TABLE 5 odor assessment of paints

Claims (12)

1. An aqueous dispersion comprising:

(i) acrylic binder particles, and

(ii) polymeric sorbent particles having a D50 particle size of 1 to 30 microns and a specific surface area of at least 200m²/g；

Wherein the aqueous dispersion has a VOC level of 800ppm or less.

2. The aqueous dispersion of claim 1, wherein the polymeric adsorbent particles are present in an amount of 0.1% to 6% by dry weight of the acrylic binder particles.

3. The aqueous dispersion of claim 1, wherein the polymeric adsorbent particles have a specific surface area of 900m²(ii) a/g or greater.

4. The aqueous dispersion of claim 1, wherein the polymeric sorbent particles have a D50 particle size of from 1 to 15 microns.

5. The aqueous dispersion of claim 1 having a VOC level of 600ppm or less.

6. The aqueous dispersion of claim 1, wherein the polymeric sorbent particles comprise a porous cross-linked polymer comprising, as polymerized units, from 0 to 90 weight percent monovinyl aromatic monomer, from 10 to 100 weight percent polyvinyl aromatic monomer, and from 0 to 25 weight percent monovinyl aliphatic monomer, based on the weight of the porous cross-linked polymer.

7. The aqueous dispersion of claim 1 having a PVC of less than 15%.

8. An aqueous coating composition comprising the aqueous dispersion according to any one of claims 1 to 7 and a pigment.

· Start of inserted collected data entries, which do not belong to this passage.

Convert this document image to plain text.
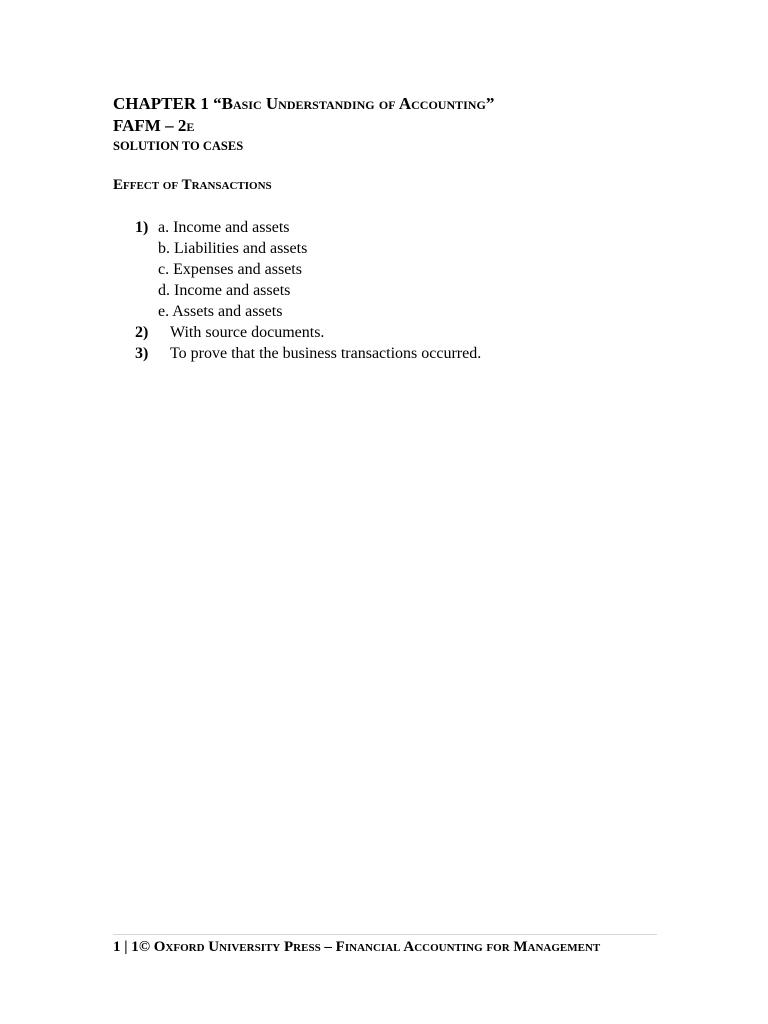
CHAPTER 1 “Basic Understanding of Accounting”
FAFM – 2e
SOLUTION TO CASES
Effect of Transactions
1) a. Income and assets
b. Liabilities and assets
c. Expenses and assets
d. Income and assets
e. Assets and assets
2) With source documents.
3) To prove that the business transactions occurred.
1 | 1© Oxford University Press – Financial Accounting for Management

9. A method of preparing an aqueous coating composition comprising

(i) Providing an aqueous dispersion according to any one of claims 1 to 7, and

(ii) mixing the aqueous dispersion with a pigment.

10. A method for removing VOCs from an aqueous dispersion of acrylic binder particles comprising

Mixing the aqueous dispersion of acrylic binder particles with polymeric sorbent particles to form an aqueous dispersion having a VOC level of 800ppm or less,

wherein the polymeric adsorbent particles have a D50 particle size of 1 to 30 microns and a specific surface area of at least 200m²/g。

11. The method of claim 10, wherein the aqueous dispersion of acrylic binder particles has a VOC level of 1200ppm or less prior to mixing with the polymeric sorbent particles.

12. The method of claim 11, wherein the aqueous dispersion of acrylic binder particles is stripped prior to mixing with the polymeric sorbent particles.